Peptida yang aktif secara imunologis terutama mengatur fungsi kekebalan tubuh dengan memodulasi fungsi limfosit, mempengaruhi produksi antibodi, mempengaruhi fungsi makrofag mononuklear, yang mengatur sekresi sitokin, dan memengaruhi pengucapan ion kalsium di dalam limfosit, aktivitas non -aktivitas dari ceg sair dalam limfokis, dan aktivitas non -aktivitas dari ceg sici, dan aktivitas non -aktivitas dari ion kalsium dalam limfokis, dan aktivitas non. dan sintase oksida nitrat yang dapat diinduksi dalam makrofag. Mereka dapat merangsang proliferasi limfosit, meningkatkan kemampuan fagositik makrofag, dan meningkatkan kemampuan tubuh untuk menahan infeksi dari patogen eksternal, sehingga mengurangi kejadian penyakit.
Beberapa fragmen peptida dengan efek imunostimulasi telah ditemukan dalam kasein dari susu manusia dan susu sapi, yang dapat meningkatkan kemampuan fagositik makrofag. Selain itu, setelah perlakuan enzimatik yang tepat, protein susu, protein kedelai, dan protein padi juga dapat menghasilkan zat peptida dengan aktivitas kekebalan tubuh.

3.Efek antioksidan
Peptida aktif antioksidan, ketika ditambahkan ke produk daging sebagai bahan pengawet, dapat secara efektif mencegah degradasi asam lemak teroksidasi, sehingga memiliki potensi aplikasi yang luas dalam industri makanan dan pakan ternak. Studi telah menunjukkan bahwa hidrolisat enzimatik protein kedelai juga mengandung peptida dengan aktivitas antioksidan. Chen dan yang lainnya diekstraksiBeberapa peptida dengan fungsi antioksidan dari hidrolisat enzimatik kedelai, dan peptida ini menghambat peroksidasi lipid asam linoleat.
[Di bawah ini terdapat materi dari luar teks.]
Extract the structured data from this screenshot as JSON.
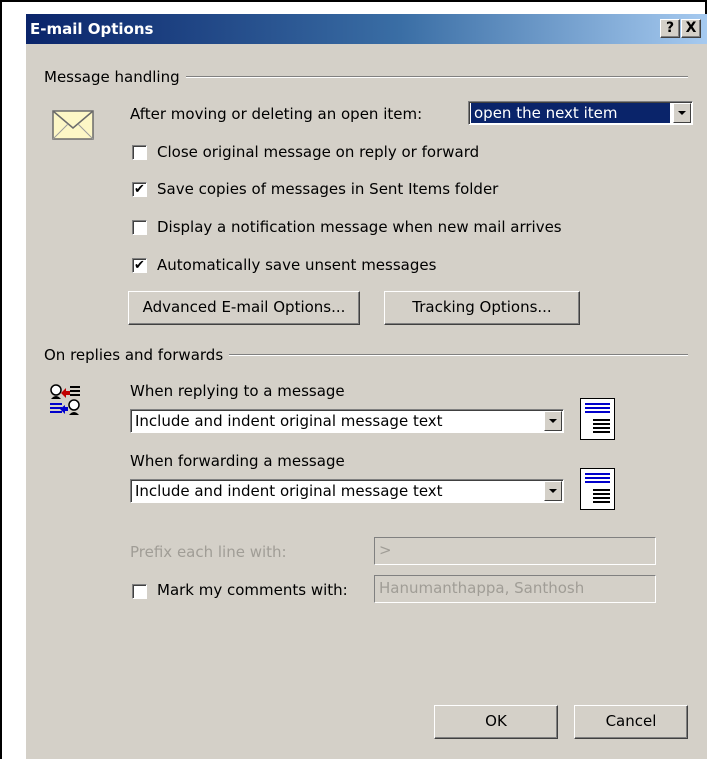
{
  "dialog": {
    "title": "E-mail Options",
    "help_button": "?",
    "close_button": "X"
  },
  "message_handling": {
    "group_label": "Message handling",
    "after_moving_label": "After moving or deleting an open item:",
    "after_moving_value": "open the next item",
    "checkboxes": [
      {
        "label": "Close original message on reply or forward",
        "checked": false
      },
      {
        "label": "Save copies of messages in Sent Items folder",
        "checked": true
      },
      {
        "label": "Display a notification message when new mail arrives",
        "checked": false
      },
      {
        "label": "Automatically save unsent messages",
        "checked": true
      }
    ],
    "advanced_button": "Advanced E-mail Options...",
    "tracking_button": "Tracking Options..."
  },
  "replies": {
    "group_label": "On replies and forwards",
    "replying_label": "When replying to a message",
    "replying_value": "Include and indent original message text",
    "forwarding_label": "When forwarding a message",
    "forwarding_value": "Include and indent original message text",
    "prefix_label": "Prefix each line with:",
    "prefix_value": ">",
    "mark_label": "Mark my comments with:",
    "mark_checked": false,
    "mark_value": "Hanumanthappa, Santhosh"
  },
  "footer": {
    "ok_button": "OK",
    "cancel_button": "Cancel"
  },
  "colors": {
    "dialog_face": "#d4d0c8",
    "title_active": "#0a246a",
    "selection": "#0a246a",
    "preview_blue": "#0000cc"
  },
  "icons": {
    "envelope": "envelope-icon",
    "reply_forward": "reply-forward-people-icon",
    "dropdown": "chevron-down-icon"
  }
}
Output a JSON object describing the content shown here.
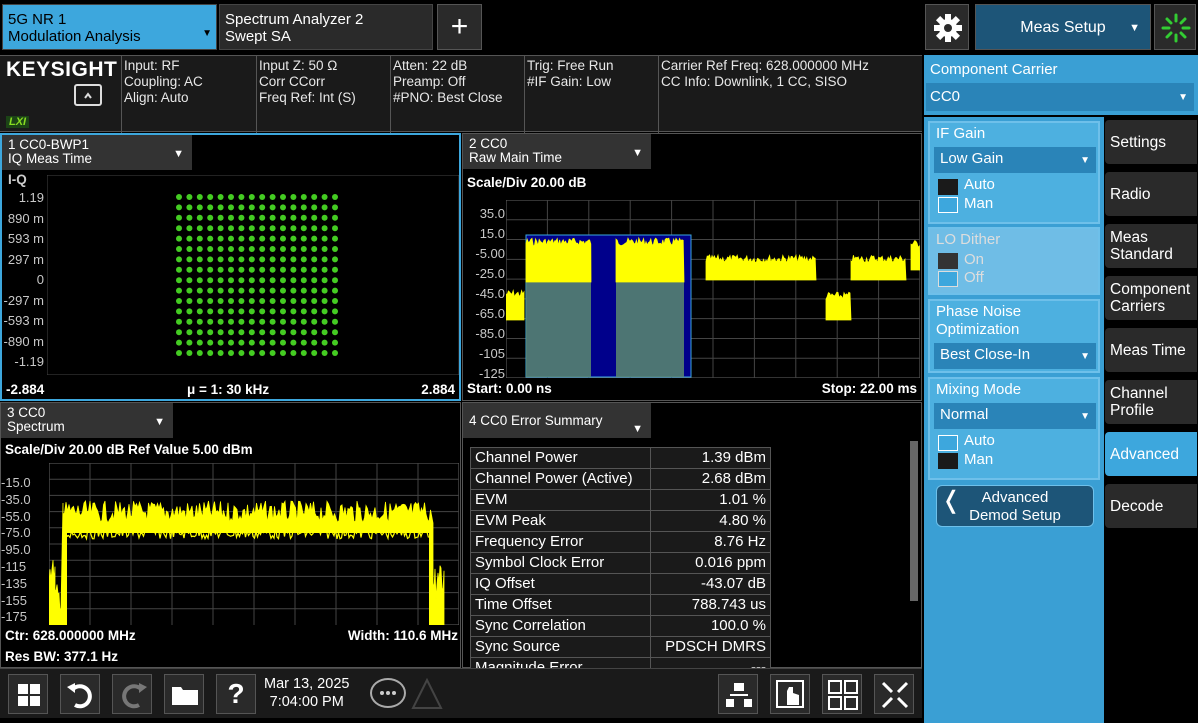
{
  "tabs": [
    {
      "line1": "5G NR 1",
      "line2": "Modulation Analysis"
    },
    {
      "line1": "Spectrum Analyzer 2",
      "line2": "Swept SA"
    }
  ],
  "add_tab_symbol": "+",
  "meas_setup_label": "Meas Setup",
  "brand": "KEYSIGHT",
  "lxi": "LXI",
  "info": {
    "col1": [
      "Input: RF",
      "Coupling: AC",
      "Align: Auto"
    ],
    "col2": [
      "Input Z: 50 Ω",
      "Corr CCorr",
      "Freq Ref: Int (S)"
    ],
    "col3": [
      "Atten: 22 dB",
      "Preamp: Off",
      "#PNO: Best Close"
    ],
    "col4": [
      "Trig: Free Run",
      "#IF Gain: Low"
    ],
    "col5": [
      "Carrier Ref Freq: 628.000000 MHz",
      "CC Info: Downlink, 1 CC, SISO"
    ]
  },
  "win1": {
    "title1": "1 CC0-BWP1",
    "title2": "IQ Meas Time",
    "subtitle": "I-Q",
    "yticks": [
      "1.19",
      "890 m",
      "593 m",
      "297 m",
      "0",
      "-297 m",
      "-593 m",
      "-890 m",
      "-1.19"
    ],
    "footer_left": "-2.884",
    "footer_mid": "μ = 1: 30 kHz",
    "footer_right": "2.884"
  },
  "win2": {
    "title1": "2 CC0",
    "title2": "Raw Main Time",
    "scale": "Scale/Div 20.00 dB",
    "yticks": [
      "35.0",
      "15.0",
      "-5.00",
      "-25.0",
      "-45.0",
      "-65.0",
      "-85.0",
      "-105",
      "-125"
    ],
    "footer_left": "Start: 0.00 ns",
    "footer_right": "Stop: 22.00 ms"
  },
  "win3": {
    "title1": "3 CC0",
    "title2": "Spectrum",
    "scale": "Scale/Div 20.00 dB Ref Value 5.00 dBm",
    "yticks": [
      "-15.0",
      "-35.0",
      "-55.0",
      "-75.0",
      "-95.0",
      "-115",
      "-135",
      "-155",
      "-175"
    ],
    "footer1_left": "Ctr: 628.000000 MHz",
    "footer1_right": "Width: 110.6 MHz",
    "footer2_left": "Res BW: 377.1 Hz"
  },
  "win4": {
    "title": "4 CC0 Error Summary",
    "rows": [
      [
        "Channel Power",
        "1.39 dBm"
      ],
      [
        "Channel Power (Active)",
        "2.68 dBm"
      ],
      [
        "EVM",
        "1.01 %"
      ],
      [
        "EVM Peak",
        "4.80 %"
      ],
      [
        "Frequency Error",
        "8.76 Hz"
      ],
      [
        "Symbol Clock Error",
        "0.016 ppm"
      ],
      [
        "IQ Offset",
        "-43.07 dB"
      ],
      [
        "Time Offset",
        "788.743 us"
      ],
      [
        "Sync Correlation",
        "100.0 %"
      ],
      [
        "Sync Source",
        "PDSCH DMRS"
      ],
      [
        "Magnitude Error",
        "---"
      ]
    ]
  },
  "panel": {
    "component_carrier_label": "Component Carrier",
    "component_carrier_value": "CC0",
    "if_gain_label": "IF Gain",
    "if_gain_value": "Low Gain",
    "if_auto": "Auto",
    "if_man": "Man",
    "lo_dither_label": "LO Dither",
    "lo_on": "On",
    "lo_off": "Off",
    "phase_noise_label1": "Phase Noise",
    "phase_noise_label2": "Optimization",
    "phase_noise_value": "Best Close-In",
    "mixing_label": "Mixing Mode",
    "mixing_value": "Normal",
    "mix_auto": "Auto",
    "mix_man": "Man",
    "adv_demod1": "Advanced",
    "adv_demod2": "Demod Setup"
  },
  "side_menu": [
    {
      "line1": "Settings",
      "line2": ""
    },
    {
      "line1": "Radio",
      "line2": ""
    },
    {
      "line1": "Meas",
      "line2": "Standard"
    },
    {
      "line1": "Component",
      "line2": "Carriers"
    },
    {
      "line1": "Meas Time",
      "line2": ""
    },
    {
      "line1": "Channel",
      "line2": "Profile"
    },
    {
      "line1": "Advanced",
      "line2": ""
    },
    {
      "line1": "Decode",
      "line2": ""
    }
  ],
  "taskbar": {
    "date": "Mar 13, 2025",
    "time": "7:04:00 PM",
    "help": "?"
  },
  "colors": {
    "accent": "#3da7dd",
    "trace": "#ffff00",
    "constellation": "#44cc22",
    "window_border": "#3da7dd"
  }
}
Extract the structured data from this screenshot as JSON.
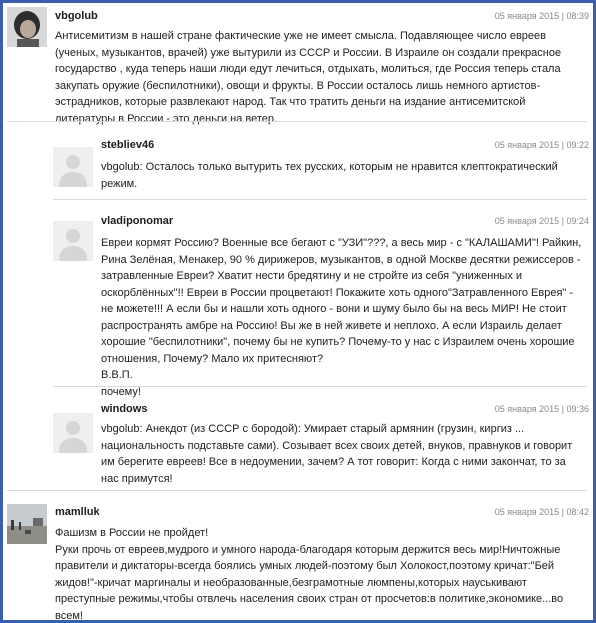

Saat ini, beberapa peptida antioksidan seperti karnosin dan glutathione telah dipelajari secara mendalam.
Carnosine adalah zat yang ditemukan pada otot hewan yang dapat menghambat reaksi oksidasi lipid yang dikatalisis oleh zat besi, hemoglobin, lipoksigenase, dan oksigen singlet secara in vitro. Beberapa peptida dan protein hidrolisat memiliki kemampuan untuk menghilangkan logam berat dan meningkatkan dekomposisi hidrogen peroksida, sehingga mengurangi laju oksidasi diri, mengurangi kandungan hidrogen peroksida dalam lemak, dan akibatnya mengurangi generasi radikal bebas. Peptida aktif antioksidan, seperti karnosin, glutathione, dan hidrolisat protein kedelai, berfungsi sebagai antioksidan alami dan memiliki keunggulan seperti toksisitas rendah dan kemanjuran tinggi, menunjukkan prospek yang baik untuk aplikasi.
Mekanisme antioksidan peptida termasuk menyediakan hidrogen untuk enzim antioksidan, ion logam pengkelat, dan menangkap radikal bebas. Dalam organisme hidup, banyak zat dengan aktivitas antioksidan adalah protein. Karena sifat pengemulsi mereka yang sangat baik, mereka dapat memediasi antarmuka air minyak, yang sangat penting dalam menghilangkan radikal bebas berlebih dalam tubuh dan menghambat oksidasi lipid dalam membran.